Designing for equity. This framework intends to name oppressive forces and hold designers accountable for the lasting impact of their work. It is applied as an overlay to Nessler's Revamped Double Diamond. While progressing through the process, designers encounter a series of stop gates. Visually displayed as bars, symbolizing imprisonment, designers release these bars only after they gather ethical implications of the oppressive forces related to their project. All designs coming through this process will be accountable to user's equity evaluations. This builds power among those who experience oppression and are often voiceless.

This course assumed the power of design and exposed the responsibility of designers. I intend to use this awareness and intentionality in my design process moving forward.


“This course assumed power of design and exposed the responsibility of designers. I intend to use this awareness and intentionality in my design process moving forward.”

- Katie Petersen


 

Ribeiro Toolkit by Julia Rochlin

A diagram holds political agency. This is a crowd-sourced toolkit with a collection of elements that enables you to design a different kind of diagram. One that is crafted to privilege marginal narratives and to challenge neutral protocols of visual representations. New perspectives and visual strategies are required not only to expand people’s perceptions about the representation at play but also to provide alternative directions for diagramming more thoughtfully.

This is the first edition of Ribeiro cards that are formatted in a way that can also be printed. It is a work in progress that aims to support designers, architects, artists, cartographers, geographers, researchers, activists, and others, to explore and develop ways of constructing visual manifestos to tell inconvenient stories that upset and resist the status quo.
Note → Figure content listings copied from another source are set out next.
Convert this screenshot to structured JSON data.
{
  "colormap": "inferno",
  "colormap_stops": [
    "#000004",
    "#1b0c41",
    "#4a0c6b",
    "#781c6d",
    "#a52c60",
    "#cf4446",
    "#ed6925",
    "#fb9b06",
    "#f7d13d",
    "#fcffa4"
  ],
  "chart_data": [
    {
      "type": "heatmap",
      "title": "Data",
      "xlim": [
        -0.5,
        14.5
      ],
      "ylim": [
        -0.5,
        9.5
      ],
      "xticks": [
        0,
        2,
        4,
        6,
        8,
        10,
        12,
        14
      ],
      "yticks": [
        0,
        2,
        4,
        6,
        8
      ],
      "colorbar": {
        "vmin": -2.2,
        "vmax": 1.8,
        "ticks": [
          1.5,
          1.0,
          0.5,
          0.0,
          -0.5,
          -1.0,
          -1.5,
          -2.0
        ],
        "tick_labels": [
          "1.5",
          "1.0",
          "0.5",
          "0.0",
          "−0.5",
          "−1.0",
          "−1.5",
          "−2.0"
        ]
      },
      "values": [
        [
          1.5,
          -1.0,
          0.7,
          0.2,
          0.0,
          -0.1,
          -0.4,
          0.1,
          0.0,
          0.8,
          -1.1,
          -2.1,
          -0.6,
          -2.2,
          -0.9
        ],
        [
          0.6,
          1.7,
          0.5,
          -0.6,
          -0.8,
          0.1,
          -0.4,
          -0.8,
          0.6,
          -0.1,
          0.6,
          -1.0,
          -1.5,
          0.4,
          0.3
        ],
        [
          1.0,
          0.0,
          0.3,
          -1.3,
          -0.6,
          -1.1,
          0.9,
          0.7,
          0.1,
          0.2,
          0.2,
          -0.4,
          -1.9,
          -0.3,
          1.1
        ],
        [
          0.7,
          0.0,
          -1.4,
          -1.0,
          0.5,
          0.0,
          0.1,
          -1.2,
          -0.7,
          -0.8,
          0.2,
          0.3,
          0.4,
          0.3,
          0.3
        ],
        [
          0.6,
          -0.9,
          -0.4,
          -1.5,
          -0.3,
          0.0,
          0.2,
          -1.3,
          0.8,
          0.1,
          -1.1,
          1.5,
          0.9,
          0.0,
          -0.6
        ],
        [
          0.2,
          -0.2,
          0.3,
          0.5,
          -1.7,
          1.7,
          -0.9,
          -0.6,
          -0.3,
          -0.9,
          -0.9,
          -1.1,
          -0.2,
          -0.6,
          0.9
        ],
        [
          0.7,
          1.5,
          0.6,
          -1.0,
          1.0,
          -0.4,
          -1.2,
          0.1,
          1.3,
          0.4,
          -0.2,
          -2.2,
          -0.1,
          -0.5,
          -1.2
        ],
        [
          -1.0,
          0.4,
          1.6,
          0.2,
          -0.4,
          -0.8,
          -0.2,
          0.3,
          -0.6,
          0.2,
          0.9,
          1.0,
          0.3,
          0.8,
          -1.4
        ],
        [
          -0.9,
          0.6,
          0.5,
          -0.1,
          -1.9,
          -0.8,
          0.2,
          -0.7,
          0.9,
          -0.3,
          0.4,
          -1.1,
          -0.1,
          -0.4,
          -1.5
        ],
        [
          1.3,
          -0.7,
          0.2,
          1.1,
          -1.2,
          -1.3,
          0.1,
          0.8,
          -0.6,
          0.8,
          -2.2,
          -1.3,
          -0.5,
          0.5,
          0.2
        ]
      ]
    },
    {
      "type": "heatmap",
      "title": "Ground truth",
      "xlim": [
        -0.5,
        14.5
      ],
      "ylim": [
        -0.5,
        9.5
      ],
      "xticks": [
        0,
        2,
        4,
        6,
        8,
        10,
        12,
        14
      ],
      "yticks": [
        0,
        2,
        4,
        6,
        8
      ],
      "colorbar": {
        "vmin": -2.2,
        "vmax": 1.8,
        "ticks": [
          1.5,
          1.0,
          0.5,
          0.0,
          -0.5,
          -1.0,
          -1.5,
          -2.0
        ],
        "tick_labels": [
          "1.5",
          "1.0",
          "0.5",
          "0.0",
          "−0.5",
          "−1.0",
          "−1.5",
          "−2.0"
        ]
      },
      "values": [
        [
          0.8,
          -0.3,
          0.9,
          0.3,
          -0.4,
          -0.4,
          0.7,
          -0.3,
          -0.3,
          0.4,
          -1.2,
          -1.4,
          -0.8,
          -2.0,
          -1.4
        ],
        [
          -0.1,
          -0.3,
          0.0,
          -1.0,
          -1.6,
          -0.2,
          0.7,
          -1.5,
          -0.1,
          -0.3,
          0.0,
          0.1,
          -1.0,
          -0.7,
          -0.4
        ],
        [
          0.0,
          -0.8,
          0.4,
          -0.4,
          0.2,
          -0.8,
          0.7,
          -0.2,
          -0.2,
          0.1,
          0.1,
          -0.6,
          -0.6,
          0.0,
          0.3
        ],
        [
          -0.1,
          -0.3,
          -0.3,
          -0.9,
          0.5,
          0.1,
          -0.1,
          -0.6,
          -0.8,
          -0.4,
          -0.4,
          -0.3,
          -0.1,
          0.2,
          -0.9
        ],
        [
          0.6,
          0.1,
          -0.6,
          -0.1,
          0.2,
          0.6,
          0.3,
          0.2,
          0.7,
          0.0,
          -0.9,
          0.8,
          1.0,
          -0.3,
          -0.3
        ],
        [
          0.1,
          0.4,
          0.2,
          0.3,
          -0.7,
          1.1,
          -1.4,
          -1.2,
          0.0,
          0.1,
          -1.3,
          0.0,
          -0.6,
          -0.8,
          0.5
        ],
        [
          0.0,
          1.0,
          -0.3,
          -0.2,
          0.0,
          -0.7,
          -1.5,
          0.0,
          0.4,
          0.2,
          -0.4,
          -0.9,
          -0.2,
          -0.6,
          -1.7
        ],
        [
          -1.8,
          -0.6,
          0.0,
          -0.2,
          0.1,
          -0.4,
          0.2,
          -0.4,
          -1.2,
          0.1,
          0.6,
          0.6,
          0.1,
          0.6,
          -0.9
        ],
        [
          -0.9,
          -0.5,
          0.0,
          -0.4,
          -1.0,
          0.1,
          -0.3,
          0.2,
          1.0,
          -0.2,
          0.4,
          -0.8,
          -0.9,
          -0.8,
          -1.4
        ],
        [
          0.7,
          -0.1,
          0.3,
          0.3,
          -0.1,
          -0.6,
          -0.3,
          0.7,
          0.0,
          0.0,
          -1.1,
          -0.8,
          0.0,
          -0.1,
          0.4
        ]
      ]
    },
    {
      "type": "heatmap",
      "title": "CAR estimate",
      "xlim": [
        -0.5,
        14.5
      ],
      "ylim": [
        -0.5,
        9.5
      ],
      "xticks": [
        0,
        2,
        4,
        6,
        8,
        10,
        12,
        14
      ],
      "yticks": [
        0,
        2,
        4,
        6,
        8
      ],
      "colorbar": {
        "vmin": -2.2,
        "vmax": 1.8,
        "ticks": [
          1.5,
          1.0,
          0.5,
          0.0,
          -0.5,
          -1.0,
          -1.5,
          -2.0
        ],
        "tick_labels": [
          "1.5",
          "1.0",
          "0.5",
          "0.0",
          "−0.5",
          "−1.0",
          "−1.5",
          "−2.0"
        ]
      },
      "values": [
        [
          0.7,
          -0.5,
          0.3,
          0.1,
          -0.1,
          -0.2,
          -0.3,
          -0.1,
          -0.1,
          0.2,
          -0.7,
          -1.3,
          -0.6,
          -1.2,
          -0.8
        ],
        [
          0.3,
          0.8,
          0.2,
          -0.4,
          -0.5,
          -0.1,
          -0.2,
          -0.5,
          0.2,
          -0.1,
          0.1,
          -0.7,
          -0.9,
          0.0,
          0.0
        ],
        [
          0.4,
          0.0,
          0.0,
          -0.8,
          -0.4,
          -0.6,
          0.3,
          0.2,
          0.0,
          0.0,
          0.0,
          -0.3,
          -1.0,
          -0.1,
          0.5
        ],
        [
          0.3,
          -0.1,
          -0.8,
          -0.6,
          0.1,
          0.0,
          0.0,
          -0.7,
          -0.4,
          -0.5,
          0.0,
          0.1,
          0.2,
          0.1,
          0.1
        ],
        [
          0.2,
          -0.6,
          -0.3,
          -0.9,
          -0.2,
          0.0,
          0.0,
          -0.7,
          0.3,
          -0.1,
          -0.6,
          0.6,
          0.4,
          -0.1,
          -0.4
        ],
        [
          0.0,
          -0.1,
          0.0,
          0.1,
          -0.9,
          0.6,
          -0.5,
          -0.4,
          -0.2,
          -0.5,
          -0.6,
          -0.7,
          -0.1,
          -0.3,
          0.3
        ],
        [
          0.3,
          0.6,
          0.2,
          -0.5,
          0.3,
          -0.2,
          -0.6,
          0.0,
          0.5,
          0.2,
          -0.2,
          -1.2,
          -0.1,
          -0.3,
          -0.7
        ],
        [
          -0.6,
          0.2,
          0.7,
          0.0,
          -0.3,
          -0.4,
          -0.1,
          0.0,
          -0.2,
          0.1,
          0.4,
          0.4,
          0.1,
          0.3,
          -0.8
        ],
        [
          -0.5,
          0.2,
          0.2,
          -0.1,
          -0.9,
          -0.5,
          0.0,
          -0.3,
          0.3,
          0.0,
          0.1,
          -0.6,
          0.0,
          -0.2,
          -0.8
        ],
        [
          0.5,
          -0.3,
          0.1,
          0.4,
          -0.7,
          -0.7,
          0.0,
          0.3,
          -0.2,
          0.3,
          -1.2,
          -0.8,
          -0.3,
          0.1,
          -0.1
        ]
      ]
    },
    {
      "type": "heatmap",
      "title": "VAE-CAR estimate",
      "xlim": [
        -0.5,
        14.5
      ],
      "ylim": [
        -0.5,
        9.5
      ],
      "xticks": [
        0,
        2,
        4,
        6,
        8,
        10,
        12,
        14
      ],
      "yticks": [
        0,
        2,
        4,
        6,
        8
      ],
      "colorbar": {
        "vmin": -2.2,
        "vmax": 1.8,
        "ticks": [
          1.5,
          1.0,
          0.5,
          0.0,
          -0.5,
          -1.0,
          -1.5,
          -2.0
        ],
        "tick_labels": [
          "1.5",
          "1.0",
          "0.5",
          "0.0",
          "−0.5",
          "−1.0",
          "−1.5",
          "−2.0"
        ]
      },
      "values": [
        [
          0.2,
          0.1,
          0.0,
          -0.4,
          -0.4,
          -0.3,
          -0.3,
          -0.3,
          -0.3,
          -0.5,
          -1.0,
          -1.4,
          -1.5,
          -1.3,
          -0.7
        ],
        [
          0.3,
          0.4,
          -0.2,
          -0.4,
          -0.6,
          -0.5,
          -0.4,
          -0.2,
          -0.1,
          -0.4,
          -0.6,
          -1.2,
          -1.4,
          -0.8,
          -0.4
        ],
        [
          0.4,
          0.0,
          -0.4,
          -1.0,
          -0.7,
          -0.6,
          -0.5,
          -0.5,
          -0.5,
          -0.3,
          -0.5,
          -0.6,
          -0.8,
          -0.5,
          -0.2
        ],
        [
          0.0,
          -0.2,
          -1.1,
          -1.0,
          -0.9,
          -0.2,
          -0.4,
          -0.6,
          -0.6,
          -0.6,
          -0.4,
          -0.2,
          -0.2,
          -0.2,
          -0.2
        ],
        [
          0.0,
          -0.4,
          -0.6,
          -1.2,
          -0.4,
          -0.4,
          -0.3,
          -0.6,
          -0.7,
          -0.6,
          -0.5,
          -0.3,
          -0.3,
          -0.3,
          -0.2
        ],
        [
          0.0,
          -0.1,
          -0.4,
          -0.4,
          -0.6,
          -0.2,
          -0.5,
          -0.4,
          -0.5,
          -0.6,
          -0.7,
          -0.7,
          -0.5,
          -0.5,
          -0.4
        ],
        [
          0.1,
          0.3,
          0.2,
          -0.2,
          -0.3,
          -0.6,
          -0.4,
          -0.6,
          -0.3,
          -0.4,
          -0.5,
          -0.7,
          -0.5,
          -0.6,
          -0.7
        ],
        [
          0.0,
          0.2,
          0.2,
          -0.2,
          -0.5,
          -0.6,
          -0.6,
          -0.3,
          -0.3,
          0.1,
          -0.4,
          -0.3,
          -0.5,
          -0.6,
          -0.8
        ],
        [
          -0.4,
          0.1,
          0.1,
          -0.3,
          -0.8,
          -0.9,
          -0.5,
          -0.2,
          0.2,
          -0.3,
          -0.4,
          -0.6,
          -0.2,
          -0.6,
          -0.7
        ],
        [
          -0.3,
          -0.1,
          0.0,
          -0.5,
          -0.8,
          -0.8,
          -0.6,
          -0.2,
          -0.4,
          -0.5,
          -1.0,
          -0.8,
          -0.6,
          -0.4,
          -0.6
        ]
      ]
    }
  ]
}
This is for everyone who is working against representations of a dominant idea that hides stories and realities.

 

Crip-ing' Design Thinking Workshops by Prachi Saxena

Reimagining workshops by proposing a toolkit inspired by crip theory and critique

Taking inspiration from crip theory, which questions the able-centrist dominant narratives, this project poses a simple toolkit for planning a design session. Design sessions involve planning out activities, time considerations, tools to be used, with the ultimate goal of consensus building to reach new ideas, solutions, innovations, etc.

Inherent in there are unchecked assumptions.
Activities are linear, distinct, and bounded.
Time is collective, focused, and rational.
Materials that are visual & verbal centric are the best to unlock creativity.
Consensus is possible and beneficial.

This toolkit provides provocations to include when planning your session and a scorecard to evaluate and reflect on learnings. In no way is the toolkit aiming to be exhaustive - it is just one step in questioning the inherent assumptions that build our most fundamental design methodologies - a design thinking workshop.


“This class was unique in the discourses it introduced within the design space, a space which often feels sterile. These discourses included racism, oppression, and feminist narrative. As someone who had been comfortable engaging in these discussions from a social science perspective, I hadn’t expected that in a design context the stakes would suddenly feel so much higher, with meaningful change seeming further beyond our reach.

The class really clicked for me around the final project, even though it was only a couple of weeks of work. In many ways, it was great to see how easy it is to channel critique into imagining things afresh; the tangibility of our final projects was welcome after how spiraling the class discussions had often been. The social sciences miss out on this tangibility, but design offers it and requires it.”